In our current study, we evaluated the usage of the autologous platelets-rich fibrin membrane as a coverage layer in cases of primary distal hypospadias surgeries to decrease the incidence of fistula formation in comparison with the dartos flap coverage layer. The study included 40 patients with primary distal type of hypospadias. Eligible patients were divided into 2 groups to receive either dartos flap (group A) or PRF (group B) as a first covering layer over repair.

In the current study, there were 7 cases of urethrocutaneous fistula (35%) in group A, while 2 patients (10%) in group B. After 6 months of follow-up the two cases of fistula in group B closed spontaneously (0%) while not in group A (35%). The 7 cases of fistula in group A required surgical repair, there was no recurrence of fistula in all cases during the follow-up.

Our findings were consistent with Fouad et al., who enrolled 30 children ages varied from 1 to 6 years, and the success rate was 93.3%, with a complication rate of 6.7%. Our complications in group B using PRF were 10% fistula and 5% meatal stenosis. Foud et al. found that utilizing a platelet-rich fibrin membrane as an intermediate layer for hypospadias surgery in Tubularized Incised Plate Urethroplasty is a feasible and safe option, additionally, the procedure is simple and swift, with few postoperative complications; however, their cases were primary not redo [19].
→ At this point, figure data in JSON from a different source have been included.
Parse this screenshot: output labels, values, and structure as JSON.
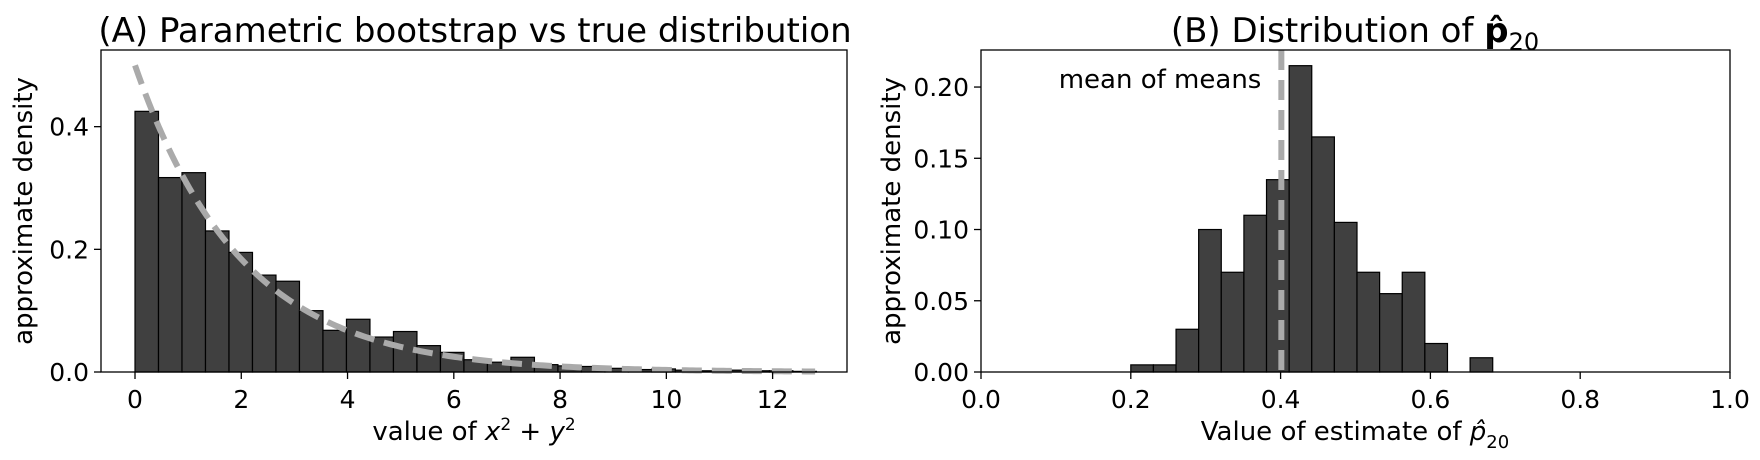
{
  "chart_data": [
    {
      "type": "bar",
      "title": "(A) Parametric bootstrap vs true distribution",
      "xlabel": "value of x² + y²",
      "ylabel": "approximate density",
      "xlim": [
        -0.64,
        13.4
      ],
      "ylim": [
        0,
        0.525
      ],
      "xticks": [
        0,
        2,
        4,
        6,
        8,
        10,
        12
      ],
      "xtick_labels": [
        "0",
        "2",
        "4",
        "6",
        "8",
        "10",
        "12"
      ],
      "yticks": [
        0.0,
        0.2,
        0.4
      ],
      "ytick_labels": [
        "0.0",
        "0.2",
        "0.4"
      ],
      "bin_width": 0.4422,
      "bins_start": 0,
      "values": [
        0.425,
        0.317,
        0.325,
        0.23,
        0.195,
        0.158,
        0.148,
        0.1,
        0.068,
        0.086,
        0.057,
        0.066,
        0.043,
        0.032,
        0.02,
        0.016,
        0.024,
        0.012,
        0.01,
        0.009,
        0.006,
        0.004,
        0.005,
        0.003,
        0.002,
        0.003,
        0.002,
        0.002,
        0.001
      ],
      "reference_curve": {
        "style": "dashed",
        "color": "#aaaaaa",
        "rate": 0.5
      },
      "grid": false,
      "bar_color": "#404040"
    },
    {
      "type": "bar",
      "title": "(B) Distribution of p̂₂₀",
      "xlabel": "Value of estimate of p̂₂₀",
      "ylabel": "approximate density",
      "xlim": [
        0.0,
        1.0
      ],
      "ylim": [
        0,
        0.226
      ],
      "xticks": [
        0.0,
        0.2,
        0.4,
        0.6,
        0.8,
        1.0
      ],
      "xtick_labels": [
        "0.0",
        "0.2",
        "0.4",
        "0.6",
        "0.8",
        "1.0"
      ],
      "yticks": [
        0.0,
        0.05,
        0.1,
        0.15,
        0.2
      ],
      "ytick_labels": [
        "0.00",
        "0.05",
        "0.10",
        "0.15",
        "0.20"
      ],
      "bin_width": 0.0302,
      "bins_start": 0.2,
      "values": [
        0.005,
        0.005,
        0.03,
        0.1,
        0.07,
        0.11,
        0.135,
        0.215,
        0.165,
        0.105,
        0.07,
        0.055,
        0.07,
        0.02,
        0.0,
        0.01
      ],
      "mean_line": {
        "x": 0.401,
        "label": "mean of means",
        "color": "#aaaaaa"
      },
      "grid": false,
      "bar_color": "#404040"
    }
  ]
}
In another study, Mahmoud et al. reported an overall success rate of 85.6%, which is higher than the current study, and could be attributed to the small number of patients in the current work. However, regarding the urethrocutaneous fistula [UCF] our study findings were similar to 10.0% of the PRF group [20].

Guinot et al. found that the PRF appears to be an effective and safe covering technique. It is a supplementary method to coverage for hypospadias repair surgery [21].

Hassouna et al. found that using Mathieu or Snodgrass procedures to control hypopadias resulted in a 20.0% complication risk. A fistula was the most frequent consequence, with wound breakdown recorded in 5.0%, meatal stenosis in 5.0%, and fistula in 10.0% of cases. Their study included patients as old as 15 years old. Although there were age differences and the absence of the second intermediate layer compared to the current study, our results were higher. This may be due to using different techniques [22].

Our study’s limitation was the relatively small number of patients. To validate our hypothesis, additional randomized comparative studies will be required to determine whether the autologous membrane is truly superior to other tissue-covering flaps or when used in conjunction with them. Furthermore, this method may be considered for re-do cases, circumcised hypospadias, debilitated cases with insufficient covering tissues, and cases lacking a healthy covering layer.